I’m pretty sure even the most disconnected uneducated atheist has some awareness of the infamous sin of the Golden Calf. Much like the “apple” from the Garden of Eden and Noah’s flood, the Golden Calf is pretty interwoven into the fabric of American culture. It’s a particularly tragic moment, quite possibly the most disasterous moment in all of history for the Jewish people.
Having purified themselves to receive the Torah, the rabbis say that the Jewish people had returned to a level of purity of just before the sin of Adam and Eve. Then upon agreeing to accept the Torah sight unseen (see Naaseh V’nishma), the angels of God gave every person in the nation two crowns. What were these crowns exactly? Well… that’d be a long Kabbalistic/messy side note of explanation. But the idea is that the whole nation was imbued with a divine spirit and they were living on a whole new level of potential.
But when the Jews did the sin of the Golden Calf, the angels took those crowns back. However, when you look at the verses in the text, there’s an interesting inconsistency. According to one rabbi, it’s an instruction on how to pick yourself up when you think you’ve lost everything.
Under the Microscope
After seeing the sin with his own eyes, Moses goes back up the mountain to talk to God awaiting His judgement. God seems to be ready to move on, essentially saying (paraphrasing) “Leave Mount Sinai and head to Israel. But I’m not going to be among you anymore, I’m sending an angel in my stead.”
To that the children of Israel respond,
“When the people heard this bad news they mourned and no man wore his ornaments.”(Shemos 33:4)
The ornaments are understood by Rashi to be the crowns I’ve mentioned above. Okay the Jews are so heart broken over what they did, they don’t even feel like wearing the holy jewelry. But then in the very next verse…

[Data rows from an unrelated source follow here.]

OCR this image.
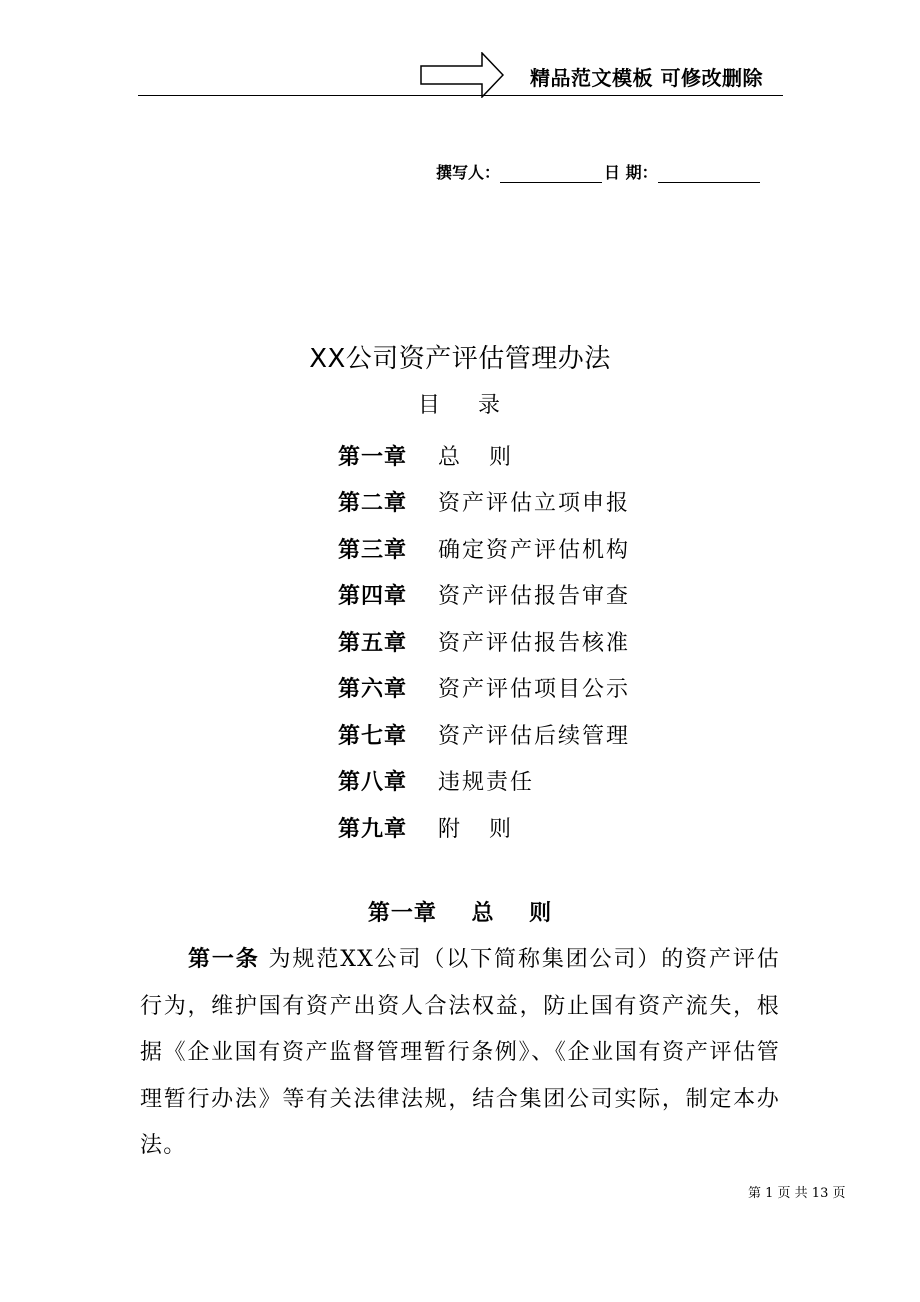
精品范文模板 可修改删除
撰写人：	日 期：
XX公司资产评估管理办法
目    录
第一章	总   则
第二章	资产评估立项申报
第三章	确定资产评估机构
第四章	资产评估报告审查
第五章	资产评估报告核准
第六章	资产评估项目公示
第七章	资产评估后续管理
第八章	违规责任
第九章	附   则
第一章    总    则

第一条 为规范XX公司（以下简称集团公司）的资产评估行为，维护国有资产出资人合法权益，防止国有资产流失，根据《企业国有资产监督管理暂行条例》、《企业国有资产评估管理暂行办法》等有关法律法规，结合集团公司实际，制定本办法。

第 1 页 共 13 页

God said to Moses, “Say to the Children of Israel, ‘You are a stiffed necked people. Were I to go up among you for one moment, I would destroy you. And now remove your ornaments and I know what to do with you.'” The children of Israel took off their ornaments…(Shemos 33:5-6)
Anything seem a little odd to you? The Jews already took off their crowns. Why is God insisting they remove them, then the next line has them then taking the ornaments off? Is that just bad editing? You might think so, but the Chozen of Lublin has another idea.
Pay No Mind
Going back to the first verse above where the Jews didn’t put the crowns on their heads, there’s a way to read וְלֹא־שָׁ֛תוּ not as “they did not put” but instead as “they did not pay attention.” What this reading suggests is that the Jews were so distraught that they forgot what they were wearing. The tremendous gift that had raised them to a new level of connection they still had on their heads. In their grief they had forgotten how uniquely close they were to Hashem and from that closeness they still had tremendous potential.
It’s at that point they became depressed and lost sight of that potential. That’s when Hashem tells them to remove their crowns. Because if they aren’t going to believe in themselves, the greatest tools of Hashem aren’t going to be of any use.
When we experience failure, sometimes it can be a fight just to keep it together. With the most devastating of disappointments, the ones we’ve worked so hard for, and maybe even gotten a taste of… when those slip through our fingers… the realization can be so destructive it can leave us questioning our self worth. It’s like all our work, our accomplishments, the people we’ve touched, and the obstacles we’ve overcome, simply all evaporate.
The things we have, our possessions and money, our friends and family, our skills and talents only have value when we appreciate them. When we take anything for granted, we will eagerly trade it for the next bigger brighter greener younger whatever. When the children of Israel paid no mention to the crowns, God said, okay if you don’t realized what you still have, I’ll give them to someone who will (He gave them to Moses but that’s another story).
According to the Chozen of Lublin, the only way we can keep those “crowns” are to realize how incredible we are and how much potential we have. Yes maybe in our lives we’ve messed up and made mistakes. But within each and everyone of us is the DNA to shape or even completely change the world, to reset where the ceiling sits, and to redefine what is possible.
When we understand that the connection to Hashem is always there waiting, always something we can tap into, that in truth the crown is still there and our potential is unlimited. It’s only when we forget this and cement ourselves into our obstacles, sharply narrowing what we believe is possible, that we truly fail.
Note: Virtually all of this was taken from a lecture by Rabbi Dovid Rosman.